Third place finisher, Michal Dyer of Houston, Texas will avoid state income tax, but the $1,449,275 (38.65%) is also a big portion of his winnings.

Micolas Manion of Muskegon, Michigan ended up 4th for $2.825 million. Nicolas will have to pay three taxes, as he's required to pay federal, state and city taxes as well. The total sum will be an estimated $1,217,323.

Former Main Event champ, Joe Cada made an incredible run in this year's Main, finishing 5th in the field of 7,874. Joe walked away with $2,150,000 but only 59.41% of that will stay in his pocket, as he's looking to pay 40.59% in total taxes or $872,635. Back in 2009, Joe paid 42% of his $8,546,435 prize.

Aram Zobian of Cranston, Rhode Island, ended up in 6th place for $1.8 million. Aram will 5.99% to Rhode Island, and 40.10% overall, for a total of $721,821.

The first non-US citizen is 7th place finisher, Alex Lynskey of Melbourne. The United States and Australia have a tax treaty, but it doesn't cover gambling, which means Alex will owe 30% to the IRS ($450,000) on his $1.5 million win. Australia also taxes gambling winning for professionals, up to 45%. However, as foreign tax credits can be taken for taxes paid to the other country. In addition to the $450K for the IRS, Lynskey will also have to pay $215,296 to the Australian Taxation Office.

Artem Metalidi from Kiev, Ukraine got 8th. Artem is the luckiest player in terms of taxes, as he'll only pay 18% internal tax and an addition 1.5% military tax, meaning he'll only loes $243,750 of his $1,250,000.

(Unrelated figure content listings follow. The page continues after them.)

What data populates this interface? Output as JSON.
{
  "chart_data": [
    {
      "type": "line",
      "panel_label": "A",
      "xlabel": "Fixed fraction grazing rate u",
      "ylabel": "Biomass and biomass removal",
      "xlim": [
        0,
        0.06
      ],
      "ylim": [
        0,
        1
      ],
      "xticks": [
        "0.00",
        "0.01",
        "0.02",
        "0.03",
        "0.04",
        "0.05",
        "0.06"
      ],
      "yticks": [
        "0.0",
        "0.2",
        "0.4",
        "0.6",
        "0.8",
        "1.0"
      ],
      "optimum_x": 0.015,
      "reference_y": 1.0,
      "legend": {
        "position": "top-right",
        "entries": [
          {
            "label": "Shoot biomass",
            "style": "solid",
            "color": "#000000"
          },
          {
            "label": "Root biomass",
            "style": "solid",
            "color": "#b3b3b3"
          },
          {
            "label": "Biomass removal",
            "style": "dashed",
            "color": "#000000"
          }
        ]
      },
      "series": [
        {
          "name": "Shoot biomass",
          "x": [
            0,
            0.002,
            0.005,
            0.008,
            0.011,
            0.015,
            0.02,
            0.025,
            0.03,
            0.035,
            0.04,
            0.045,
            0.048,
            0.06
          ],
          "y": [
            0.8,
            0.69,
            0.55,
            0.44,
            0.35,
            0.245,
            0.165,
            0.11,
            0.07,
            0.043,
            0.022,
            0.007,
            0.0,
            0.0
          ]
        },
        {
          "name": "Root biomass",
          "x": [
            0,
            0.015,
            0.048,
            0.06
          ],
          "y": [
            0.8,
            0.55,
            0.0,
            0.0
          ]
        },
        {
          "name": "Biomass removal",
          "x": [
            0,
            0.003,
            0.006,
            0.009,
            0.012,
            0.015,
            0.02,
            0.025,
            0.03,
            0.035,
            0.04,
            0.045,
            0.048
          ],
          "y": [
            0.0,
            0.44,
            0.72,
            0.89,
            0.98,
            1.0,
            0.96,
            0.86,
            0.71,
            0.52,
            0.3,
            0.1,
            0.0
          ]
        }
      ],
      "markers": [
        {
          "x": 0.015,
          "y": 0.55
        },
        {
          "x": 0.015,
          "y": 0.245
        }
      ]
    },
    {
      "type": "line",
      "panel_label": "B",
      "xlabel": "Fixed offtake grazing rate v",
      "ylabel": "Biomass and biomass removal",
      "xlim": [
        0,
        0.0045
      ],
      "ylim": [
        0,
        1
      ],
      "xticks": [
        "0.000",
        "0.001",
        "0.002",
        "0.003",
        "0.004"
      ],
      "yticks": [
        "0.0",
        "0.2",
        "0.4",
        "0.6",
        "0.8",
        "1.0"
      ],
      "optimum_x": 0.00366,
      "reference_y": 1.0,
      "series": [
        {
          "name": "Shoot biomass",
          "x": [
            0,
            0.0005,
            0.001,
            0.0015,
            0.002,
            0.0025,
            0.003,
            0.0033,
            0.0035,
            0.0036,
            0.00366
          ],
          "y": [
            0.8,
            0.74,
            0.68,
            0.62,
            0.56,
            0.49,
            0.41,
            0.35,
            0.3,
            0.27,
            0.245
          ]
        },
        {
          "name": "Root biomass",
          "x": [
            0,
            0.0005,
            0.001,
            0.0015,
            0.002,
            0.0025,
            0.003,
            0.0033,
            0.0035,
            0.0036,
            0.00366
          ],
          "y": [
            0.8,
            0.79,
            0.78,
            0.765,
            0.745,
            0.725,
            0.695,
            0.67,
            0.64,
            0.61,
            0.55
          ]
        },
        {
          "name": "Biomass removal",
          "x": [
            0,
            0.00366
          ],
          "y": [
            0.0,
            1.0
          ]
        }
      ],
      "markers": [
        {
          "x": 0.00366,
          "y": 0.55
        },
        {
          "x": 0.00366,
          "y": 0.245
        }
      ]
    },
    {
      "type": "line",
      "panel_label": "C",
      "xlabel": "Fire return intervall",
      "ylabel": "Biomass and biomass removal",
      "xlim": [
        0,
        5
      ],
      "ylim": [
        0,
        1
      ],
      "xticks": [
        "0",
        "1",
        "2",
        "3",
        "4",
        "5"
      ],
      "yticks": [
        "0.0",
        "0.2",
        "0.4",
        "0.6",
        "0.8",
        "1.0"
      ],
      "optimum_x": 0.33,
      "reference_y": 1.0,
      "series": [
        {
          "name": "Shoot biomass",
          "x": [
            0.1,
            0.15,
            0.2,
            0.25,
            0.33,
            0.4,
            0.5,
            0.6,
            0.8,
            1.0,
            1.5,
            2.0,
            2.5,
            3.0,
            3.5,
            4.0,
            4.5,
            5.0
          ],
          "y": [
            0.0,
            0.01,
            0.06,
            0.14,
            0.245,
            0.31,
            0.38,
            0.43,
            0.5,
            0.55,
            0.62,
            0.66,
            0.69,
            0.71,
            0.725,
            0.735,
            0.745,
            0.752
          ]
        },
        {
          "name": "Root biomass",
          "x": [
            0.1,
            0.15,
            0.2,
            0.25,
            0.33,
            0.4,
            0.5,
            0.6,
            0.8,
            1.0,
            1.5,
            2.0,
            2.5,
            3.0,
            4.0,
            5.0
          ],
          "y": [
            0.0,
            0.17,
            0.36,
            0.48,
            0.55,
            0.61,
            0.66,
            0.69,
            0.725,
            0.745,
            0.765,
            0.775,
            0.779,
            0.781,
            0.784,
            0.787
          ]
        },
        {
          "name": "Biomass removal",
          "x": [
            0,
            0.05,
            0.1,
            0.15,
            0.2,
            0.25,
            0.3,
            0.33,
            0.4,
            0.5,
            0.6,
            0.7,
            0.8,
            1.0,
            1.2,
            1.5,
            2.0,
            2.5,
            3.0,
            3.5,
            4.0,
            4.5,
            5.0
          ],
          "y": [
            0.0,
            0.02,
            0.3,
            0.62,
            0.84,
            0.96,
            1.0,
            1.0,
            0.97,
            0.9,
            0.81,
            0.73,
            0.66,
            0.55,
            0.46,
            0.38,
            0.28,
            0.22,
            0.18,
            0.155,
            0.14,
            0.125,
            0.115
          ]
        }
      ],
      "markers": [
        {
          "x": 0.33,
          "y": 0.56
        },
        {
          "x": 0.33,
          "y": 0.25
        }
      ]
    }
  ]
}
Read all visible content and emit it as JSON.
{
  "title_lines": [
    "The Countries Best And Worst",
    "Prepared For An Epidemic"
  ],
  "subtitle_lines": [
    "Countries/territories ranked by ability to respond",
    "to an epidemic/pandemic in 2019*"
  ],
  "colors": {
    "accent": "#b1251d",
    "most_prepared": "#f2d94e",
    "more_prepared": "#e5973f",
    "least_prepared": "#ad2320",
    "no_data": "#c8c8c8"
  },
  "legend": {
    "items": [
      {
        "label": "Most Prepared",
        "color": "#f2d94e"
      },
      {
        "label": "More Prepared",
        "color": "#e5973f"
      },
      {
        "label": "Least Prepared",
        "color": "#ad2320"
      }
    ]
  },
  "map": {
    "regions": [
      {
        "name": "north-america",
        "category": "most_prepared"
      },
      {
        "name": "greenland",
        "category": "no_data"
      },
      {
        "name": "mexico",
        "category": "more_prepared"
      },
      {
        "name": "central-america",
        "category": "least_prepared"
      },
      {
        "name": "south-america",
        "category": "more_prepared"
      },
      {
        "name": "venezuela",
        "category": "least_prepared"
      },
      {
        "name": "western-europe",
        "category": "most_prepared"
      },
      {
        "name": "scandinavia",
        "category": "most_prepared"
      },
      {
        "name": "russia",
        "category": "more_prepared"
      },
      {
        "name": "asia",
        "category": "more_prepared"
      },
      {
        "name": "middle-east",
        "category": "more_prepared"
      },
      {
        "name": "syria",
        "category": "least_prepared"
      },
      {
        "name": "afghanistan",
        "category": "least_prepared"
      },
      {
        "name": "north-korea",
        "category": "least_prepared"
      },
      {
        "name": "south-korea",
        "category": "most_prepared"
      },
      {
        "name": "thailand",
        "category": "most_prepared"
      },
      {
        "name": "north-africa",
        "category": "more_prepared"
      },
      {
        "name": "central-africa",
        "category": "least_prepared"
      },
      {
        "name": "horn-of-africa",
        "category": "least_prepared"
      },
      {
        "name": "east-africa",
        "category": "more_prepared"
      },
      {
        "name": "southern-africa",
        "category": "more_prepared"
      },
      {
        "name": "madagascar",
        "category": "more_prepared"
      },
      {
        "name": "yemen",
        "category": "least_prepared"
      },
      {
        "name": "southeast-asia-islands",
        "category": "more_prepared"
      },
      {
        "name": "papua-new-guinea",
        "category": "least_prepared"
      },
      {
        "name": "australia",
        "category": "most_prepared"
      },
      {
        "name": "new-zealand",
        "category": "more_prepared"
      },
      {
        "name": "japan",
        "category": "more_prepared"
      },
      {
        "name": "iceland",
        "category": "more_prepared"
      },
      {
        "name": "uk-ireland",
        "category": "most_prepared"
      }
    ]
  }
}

Frenchman, Antoine Labat received a paycheck of $1 million for finishing 9th. The US and France have a tax treaty exempting gambling winnings, but Atoine will still owe France about $432,574, which is roughly 43%.

This means, 39% of the $28,075,000 final-table prize pool will go to taxes, for a total of almost $11 million, which is more then the first prize.

Please note, that these calculations doesn't take selling action into consideration, which many players are likely have done.